As long as the building, which was designated a landmark in 1984, is in violation, the LPC can deny any future work permits, including one for the addition of one of the city's cultural medallions, which highlight spots with significant cultural and social history, said agency spokeswoman Elisabeth de Bourbon.
Marjorie Rutimann and Barbaralee Diamonstein-Spielvogel, who created and currently heads the Cultural Medallion program for the Historic Landmarks Preservation Center, were alerted to the violation on May 1 after they applied for a work permit for the medallion in late April and were denied.
"We made it clear when we received the application [for the medallion work] that the building was in violation," de Bourbon said.
Still, Diamonstein-Spielvogel went ahead with the ceremony and gave a keynote address at an event on May 16 that included Davis family members and friends, as well as renowned jazz musicians.
While attendees celebrated the medallion, it had no chance of actually being installed until the 23-year-old violation was remedied.
Marjorie Rutimann, the co-op board treasurer, said her nine-unit co-op "struggle[s] to cover the cost of essential capital repairs," including continuous leaks throughout the building.
"We are eager to install the medallion, but we don't have the funds for the cosmetic repainting that would clear the violation. Repainting the windows just doesn't fit into our foreseeable budget," she said.
Diamonstein-Spielvogel was not available for comment, but her assistant Deborah Bershad said on her behalf, "She does concur with [LPC's] decision and she hopes the violation will be cleared."
Refusing the new work permit is the LPC's only mechanism for enforcing historically accurate renovations, de Bourbon explained.
However, "a permit can be released as soon as the owner corrects the violation," she said, noting that the window work that was done "may very well conform" to existing LPC rules.
But in order for the commissioner to determine whether the window work was appropriate for the 1892 building, the owners would first have to file an application for the permit before inspectors do a site visit.
In response to the lack of action at the building, avid Davis fan, neighbor and longtime West 77th Street resident Shirley Zafirau has decided to take the matter into her own hands.
"I’m trying to talk to the people in the building," she said. "They have been unresponsive."
Mark Diller, chairman of Community Board 7, said he's trying to see if there's a way to influence LPC.
"I’m trying to find out if there’s anything we can do short of replacing the windows for these people," he said, adding he's investigating whether there's any "leeway" in this case, given that the community wants to acknowledge Davis' work and life here.
Zafirau has even suggested a fundraising effort to pay for the necessary window work.
"There might be a way to raise some money for them to [make the window renovations]," she said. "But I’m not going to push for it."

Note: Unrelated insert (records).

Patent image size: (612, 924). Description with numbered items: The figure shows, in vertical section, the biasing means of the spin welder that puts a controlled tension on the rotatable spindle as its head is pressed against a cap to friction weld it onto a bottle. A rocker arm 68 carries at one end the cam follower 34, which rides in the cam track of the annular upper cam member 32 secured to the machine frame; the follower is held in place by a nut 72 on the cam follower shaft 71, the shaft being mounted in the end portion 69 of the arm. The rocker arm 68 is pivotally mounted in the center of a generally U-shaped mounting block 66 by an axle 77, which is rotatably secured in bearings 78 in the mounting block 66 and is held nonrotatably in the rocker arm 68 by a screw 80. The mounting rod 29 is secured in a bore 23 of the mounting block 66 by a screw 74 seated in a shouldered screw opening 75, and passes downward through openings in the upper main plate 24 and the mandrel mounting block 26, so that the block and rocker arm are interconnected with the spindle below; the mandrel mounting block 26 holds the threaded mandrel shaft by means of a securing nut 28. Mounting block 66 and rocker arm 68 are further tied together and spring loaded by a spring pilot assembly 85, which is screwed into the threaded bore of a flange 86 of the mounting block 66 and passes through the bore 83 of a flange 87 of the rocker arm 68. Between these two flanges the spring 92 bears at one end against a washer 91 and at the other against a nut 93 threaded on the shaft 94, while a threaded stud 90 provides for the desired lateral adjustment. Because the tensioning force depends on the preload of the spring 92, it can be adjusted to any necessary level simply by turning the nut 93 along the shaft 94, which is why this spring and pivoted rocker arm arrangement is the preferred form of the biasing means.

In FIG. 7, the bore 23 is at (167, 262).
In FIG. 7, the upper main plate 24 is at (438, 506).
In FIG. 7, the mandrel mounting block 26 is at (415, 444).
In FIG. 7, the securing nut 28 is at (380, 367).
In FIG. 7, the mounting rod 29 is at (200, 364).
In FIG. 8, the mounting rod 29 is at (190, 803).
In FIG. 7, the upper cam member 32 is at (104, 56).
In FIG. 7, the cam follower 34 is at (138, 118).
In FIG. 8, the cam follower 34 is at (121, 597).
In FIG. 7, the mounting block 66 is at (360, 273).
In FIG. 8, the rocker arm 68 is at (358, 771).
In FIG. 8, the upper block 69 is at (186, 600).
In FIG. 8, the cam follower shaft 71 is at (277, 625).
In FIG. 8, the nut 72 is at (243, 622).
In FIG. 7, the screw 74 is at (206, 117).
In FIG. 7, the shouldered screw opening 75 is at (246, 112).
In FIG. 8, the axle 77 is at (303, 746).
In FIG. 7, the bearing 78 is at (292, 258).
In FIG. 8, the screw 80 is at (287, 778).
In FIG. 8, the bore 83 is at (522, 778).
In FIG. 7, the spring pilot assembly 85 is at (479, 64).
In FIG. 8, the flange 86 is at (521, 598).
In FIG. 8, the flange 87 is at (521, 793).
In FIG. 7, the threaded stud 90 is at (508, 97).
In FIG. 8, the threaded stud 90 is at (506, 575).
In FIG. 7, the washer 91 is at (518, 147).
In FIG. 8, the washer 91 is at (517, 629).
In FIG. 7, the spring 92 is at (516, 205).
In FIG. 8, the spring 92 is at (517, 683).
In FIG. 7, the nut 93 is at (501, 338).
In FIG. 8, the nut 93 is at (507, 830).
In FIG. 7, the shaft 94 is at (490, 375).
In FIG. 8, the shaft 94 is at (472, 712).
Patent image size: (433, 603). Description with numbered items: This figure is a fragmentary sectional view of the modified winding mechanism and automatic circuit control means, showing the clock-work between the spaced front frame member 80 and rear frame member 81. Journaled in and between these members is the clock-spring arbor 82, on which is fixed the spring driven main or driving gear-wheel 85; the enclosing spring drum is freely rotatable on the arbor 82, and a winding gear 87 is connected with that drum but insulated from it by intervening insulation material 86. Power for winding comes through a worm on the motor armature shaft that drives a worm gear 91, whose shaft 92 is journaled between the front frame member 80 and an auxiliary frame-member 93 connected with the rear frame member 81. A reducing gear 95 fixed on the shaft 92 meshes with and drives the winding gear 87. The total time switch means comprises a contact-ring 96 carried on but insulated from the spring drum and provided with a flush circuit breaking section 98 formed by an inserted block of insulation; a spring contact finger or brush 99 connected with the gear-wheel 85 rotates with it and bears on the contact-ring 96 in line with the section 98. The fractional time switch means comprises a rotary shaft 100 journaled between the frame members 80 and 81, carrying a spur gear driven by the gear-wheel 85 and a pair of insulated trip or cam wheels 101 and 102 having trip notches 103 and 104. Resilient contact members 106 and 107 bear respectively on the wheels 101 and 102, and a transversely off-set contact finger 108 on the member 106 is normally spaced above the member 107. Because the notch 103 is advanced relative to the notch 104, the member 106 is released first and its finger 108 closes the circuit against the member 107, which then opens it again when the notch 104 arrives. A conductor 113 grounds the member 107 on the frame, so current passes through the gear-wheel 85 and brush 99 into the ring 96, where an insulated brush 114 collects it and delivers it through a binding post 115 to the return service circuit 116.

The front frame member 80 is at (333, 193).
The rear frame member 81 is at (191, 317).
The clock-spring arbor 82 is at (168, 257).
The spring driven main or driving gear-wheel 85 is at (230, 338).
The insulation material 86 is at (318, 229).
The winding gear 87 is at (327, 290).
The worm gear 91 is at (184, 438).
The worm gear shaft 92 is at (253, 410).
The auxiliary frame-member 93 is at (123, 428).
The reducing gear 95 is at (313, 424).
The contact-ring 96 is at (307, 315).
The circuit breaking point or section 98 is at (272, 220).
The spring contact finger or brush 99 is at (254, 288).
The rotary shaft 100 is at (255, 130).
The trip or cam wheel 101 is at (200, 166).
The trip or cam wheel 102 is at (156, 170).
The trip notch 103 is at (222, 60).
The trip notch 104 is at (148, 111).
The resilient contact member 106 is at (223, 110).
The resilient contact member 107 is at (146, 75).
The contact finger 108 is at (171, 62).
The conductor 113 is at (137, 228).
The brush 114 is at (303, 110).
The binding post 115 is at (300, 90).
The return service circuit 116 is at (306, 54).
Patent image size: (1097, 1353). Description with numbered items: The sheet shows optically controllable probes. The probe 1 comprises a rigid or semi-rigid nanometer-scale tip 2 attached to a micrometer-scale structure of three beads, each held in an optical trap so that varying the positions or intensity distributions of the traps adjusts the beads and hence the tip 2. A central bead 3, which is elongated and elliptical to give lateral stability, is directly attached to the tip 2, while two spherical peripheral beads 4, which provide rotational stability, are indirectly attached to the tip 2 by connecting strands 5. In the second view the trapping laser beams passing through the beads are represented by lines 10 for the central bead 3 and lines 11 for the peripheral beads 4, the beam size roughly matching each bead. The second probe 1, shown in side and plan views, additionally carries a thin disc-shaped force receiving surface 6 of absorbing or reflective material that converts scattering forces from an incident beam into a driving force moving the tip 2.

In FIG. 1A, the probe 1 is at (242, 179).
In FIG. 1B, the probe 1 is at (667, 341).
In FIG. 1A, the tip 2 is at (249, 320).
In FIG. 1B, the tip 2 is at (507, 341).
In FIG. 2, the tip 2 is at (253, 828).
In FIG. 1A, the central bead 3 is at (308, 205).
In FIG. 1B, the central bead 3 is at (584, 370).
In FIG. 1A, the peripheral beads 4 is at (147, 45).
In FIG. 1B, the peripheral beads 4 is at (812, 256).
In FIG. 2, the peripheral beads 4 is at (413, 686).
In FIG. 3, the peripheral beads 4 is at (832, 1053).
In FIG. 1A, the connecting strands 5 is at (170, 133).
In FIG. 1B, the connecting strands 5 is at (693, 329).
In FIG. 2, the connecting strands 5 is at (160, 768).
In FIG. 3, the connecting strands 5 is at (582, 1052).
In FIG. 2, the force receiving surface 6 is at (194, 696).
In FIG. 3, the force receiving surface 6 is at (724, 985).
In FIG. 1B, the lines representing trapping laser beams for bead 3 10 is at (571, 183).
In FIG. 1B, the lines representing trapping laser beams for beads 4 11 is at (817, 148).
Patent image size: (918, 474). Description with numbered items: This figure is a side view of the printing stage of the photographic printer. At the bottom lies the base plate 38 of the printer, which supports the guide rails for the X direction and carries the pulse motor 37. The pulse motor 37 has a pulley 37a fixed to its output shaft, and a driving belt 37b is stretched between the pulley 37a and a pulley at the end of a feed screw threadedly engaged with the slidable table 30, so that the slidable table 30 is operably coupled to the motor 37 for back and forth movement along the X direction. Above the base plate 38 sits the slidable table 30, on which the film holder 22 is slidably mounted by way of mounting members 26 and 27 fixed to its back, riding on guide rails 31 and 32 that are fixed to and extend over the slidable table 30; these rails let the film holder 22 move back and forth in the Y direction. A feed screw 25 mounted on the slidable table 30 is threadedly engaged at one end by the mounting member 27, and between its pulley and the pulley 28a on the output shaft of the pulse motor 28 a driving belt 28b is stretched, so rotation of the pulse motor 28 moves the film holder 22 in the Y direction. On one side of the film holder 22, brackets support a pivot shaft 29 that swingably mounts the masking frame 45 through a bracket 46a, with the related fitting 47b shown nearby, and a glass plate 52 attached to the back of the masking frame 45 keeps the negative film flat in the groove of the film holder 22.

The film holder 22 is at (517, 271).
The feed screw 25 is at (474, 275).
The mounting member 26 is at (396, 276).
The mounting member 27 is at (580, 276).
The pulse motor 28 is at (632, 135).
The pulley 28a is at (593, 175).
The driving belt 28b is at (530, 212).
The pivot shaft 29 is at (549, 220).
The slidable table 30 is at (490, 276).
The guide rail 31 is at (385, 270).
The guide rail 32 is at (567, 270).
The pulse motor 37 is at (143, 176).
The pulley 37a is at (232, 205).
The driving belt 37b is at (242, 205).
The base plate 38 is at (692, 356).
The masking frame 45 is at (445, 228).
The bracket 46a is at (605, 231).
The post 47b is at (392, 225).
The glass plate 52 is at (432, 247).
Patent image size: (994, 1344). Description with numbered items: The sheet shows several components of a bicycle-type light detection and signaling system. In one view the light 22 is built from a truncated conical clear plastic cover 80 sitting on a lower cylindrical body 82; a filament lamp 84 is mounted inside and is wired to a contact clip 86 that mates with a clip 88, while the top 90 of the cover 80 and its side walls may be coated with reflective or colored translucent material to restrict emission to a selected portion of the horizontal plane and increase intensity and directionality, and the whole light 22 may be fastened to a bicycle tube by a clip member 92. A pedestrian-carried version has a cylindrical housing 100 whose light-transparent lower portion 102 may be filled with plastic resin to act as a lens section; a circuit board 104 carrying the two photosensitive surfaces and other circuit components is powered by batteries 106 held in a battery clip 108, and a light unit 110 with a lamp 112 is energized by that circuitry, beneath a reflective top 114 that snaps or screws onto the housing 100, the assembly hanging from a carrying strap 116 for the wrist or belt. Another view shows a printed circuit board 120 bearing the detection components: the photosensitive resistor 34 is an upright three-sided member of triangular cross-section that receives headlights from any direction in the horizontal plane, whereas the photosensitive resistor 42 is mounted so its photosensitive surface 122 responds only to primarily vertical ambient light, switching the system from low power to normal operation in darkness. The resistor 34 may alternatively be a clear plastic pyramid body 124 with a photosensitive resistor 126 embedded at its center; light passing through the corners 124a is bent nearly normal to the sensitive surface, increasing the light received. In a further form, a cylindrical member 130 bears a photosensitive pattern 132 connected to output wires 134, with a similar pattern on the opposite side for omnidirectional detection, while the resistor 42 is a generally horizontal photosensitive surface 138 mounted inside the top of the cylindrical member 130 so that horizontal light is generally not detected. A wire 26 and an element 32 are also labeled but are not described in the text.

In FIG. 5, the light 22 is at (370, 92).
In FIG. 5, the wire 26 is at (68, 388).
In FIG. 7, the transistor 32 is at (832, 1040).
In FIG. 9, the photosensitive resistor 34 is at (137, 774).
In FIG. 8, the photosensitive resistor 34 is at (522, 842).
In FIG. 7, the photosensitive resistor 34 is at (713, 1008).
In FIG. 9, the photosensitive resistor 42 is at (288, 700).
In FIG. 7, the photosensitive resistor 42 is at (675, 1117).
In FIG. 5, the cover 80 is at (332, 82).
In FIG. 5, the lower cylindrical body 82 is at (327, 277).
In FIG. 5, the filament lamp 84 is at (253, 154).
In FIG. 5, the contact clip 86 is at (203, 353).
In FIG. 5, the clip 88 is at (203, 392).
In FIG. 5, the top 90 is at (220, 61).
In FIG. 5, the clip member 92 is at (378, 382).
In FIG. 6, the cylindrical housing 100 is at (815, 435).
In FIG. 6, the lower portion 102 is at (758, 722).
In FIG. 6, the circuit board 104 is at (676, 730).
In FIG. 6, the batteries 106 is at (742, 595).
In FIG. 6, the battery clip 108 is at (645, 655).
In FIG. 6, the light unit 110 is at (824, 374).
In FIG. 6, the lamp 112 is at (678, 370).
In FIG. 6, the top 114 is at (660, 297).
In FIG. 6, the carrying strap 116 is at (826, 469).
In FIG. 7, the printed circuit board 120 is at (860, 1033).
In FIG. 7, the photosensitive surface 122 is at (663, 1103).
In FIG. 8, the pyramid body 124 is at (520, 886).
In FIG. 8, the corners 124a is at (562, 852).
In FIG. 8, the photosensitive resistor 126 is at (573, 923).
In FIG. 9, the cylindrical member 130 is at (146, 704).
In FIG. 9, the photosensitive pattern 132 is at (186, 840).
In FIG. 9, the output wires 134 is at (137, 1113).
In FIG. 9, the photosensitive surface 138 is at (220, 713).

Instead, Zafirau is putting her weight behind an effort to have a street sign reading "Miles Davis Way" mark the West 77th Street block between West End Avenue and Riverside Drive.
Though she put forth the street co-naming idea in 2010 with Community Board 7 to no avail, Zafirau and others will push for it again at a Transportation Committee meeting Tuesday night.
"His street should be signed," she said. "To modern jazz, [Davis] is every bit as important as Duke Ellington was to the American jazz idiom."
In fact, West 106th Street was renamed Duke Ellington Boulevard in 1977.
The community board has voted against secondary street namings in the past and may look less favorably upon the idea if a medallion is already in place, Zafirau said.
Diller said that while the board tends to favor medallions more than street signs — because of the threat of confusion in an emergency — the discussion would be taken up and "there may be folks on the board who think the secondary street naming is better."